In his previous campaign for governor, Andrew Cuomo favored putting SED under gubernatorial authority. While his current comprehensive platform, “The New New York Agenda,” fails to specifically address the issue, it states a strong preference for giving the Governor unilateral powers over State government consolidation and reorganization. Cuomo’s call for a new Spending and Government Efficiency Commission and a State Government Reorganization Act provide canny vehicles for further politicizing SED, cited at page 64 as a prime example of organizational chaos. But what difference would it make as long as SED continues its shameful codependent relationship with the state’s political branches, school districts, charter and private schools? In abdicating their fundamental role of independent oversight, the Regents and commissioner have sown the seeds of executive annexation since they have become handmaidens of the very constituencies they were created to constrain.
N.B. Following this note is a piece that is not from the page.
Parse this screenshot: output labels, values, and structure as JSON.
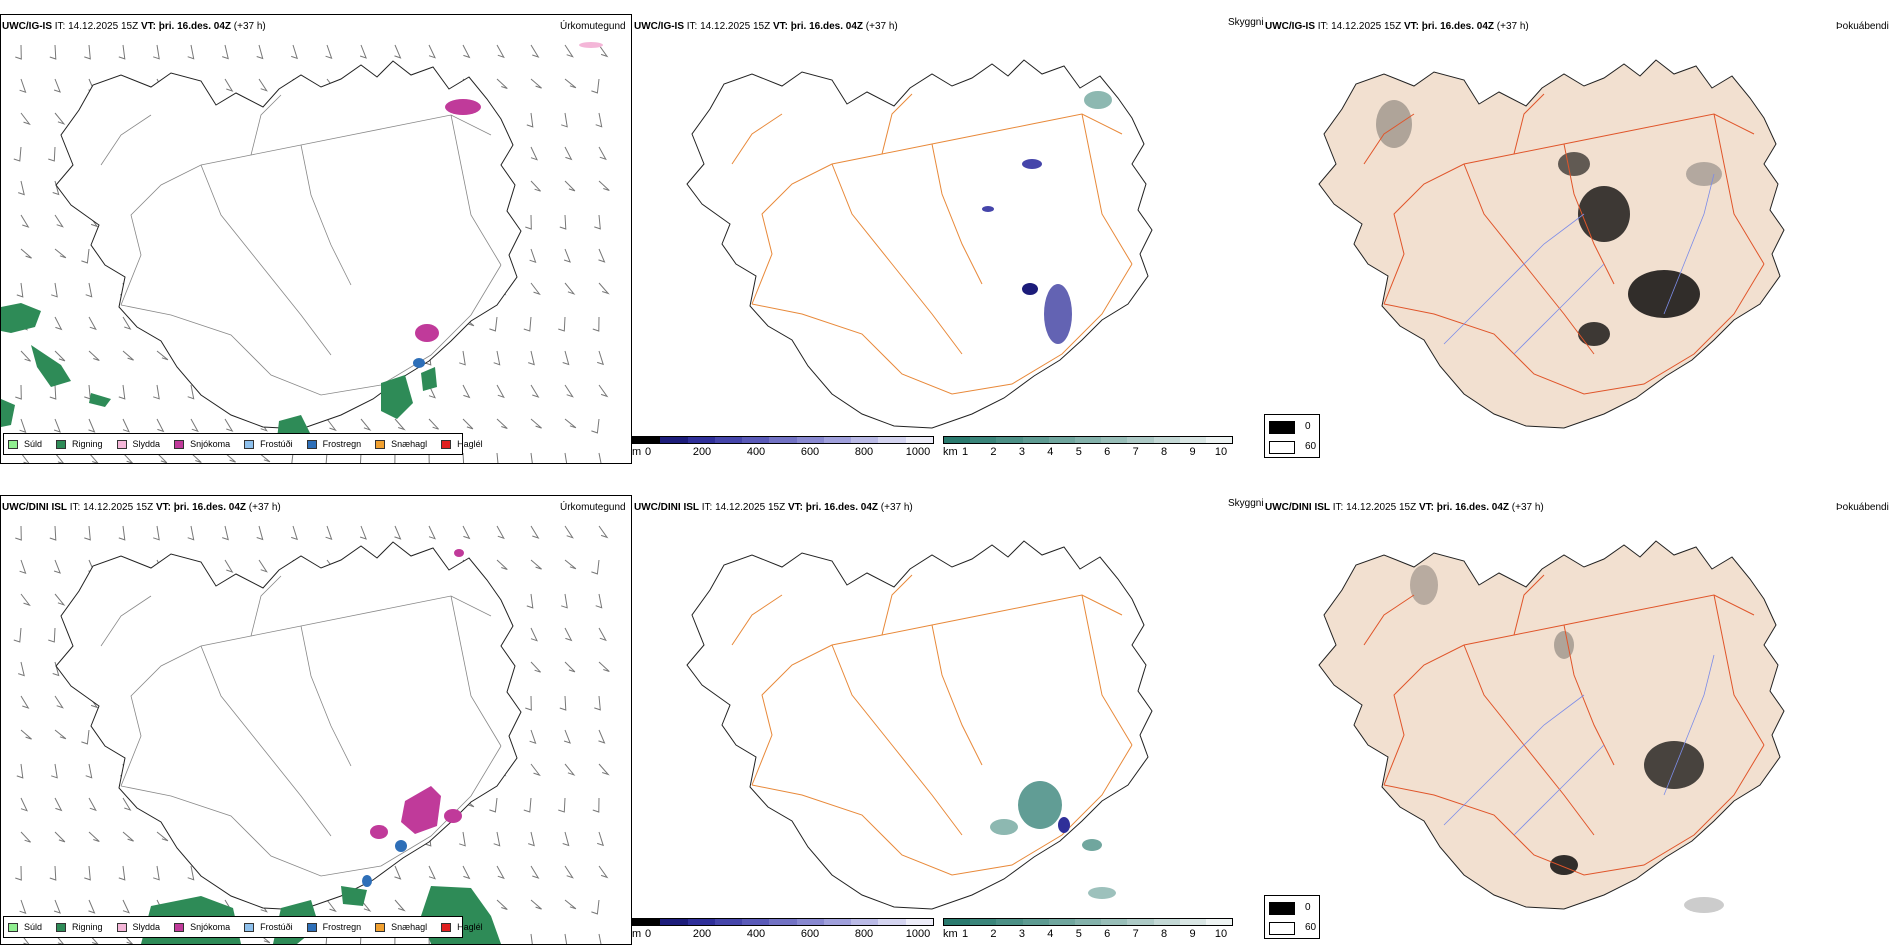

Housecleaning is in order, but not the kind the new education elite have in mind. With its workforce already substantially reduced and more cuts on the way, SED needs to use its constitutional independence to set standards and monitor district and school compliance with a reduced, essential set of regulations regarding students’ academic performance, health, and safety. SED should be the public’s educational ombudsman, keeping accurate, transparent data so that parents and taxpayers can assess schools’ academic and fiscal activity. If the State Education Department continues to indulge in political distractions from its laughable failures in this mission, it will have squandered its obligations to a public desperately in need of square dealing and educational candor.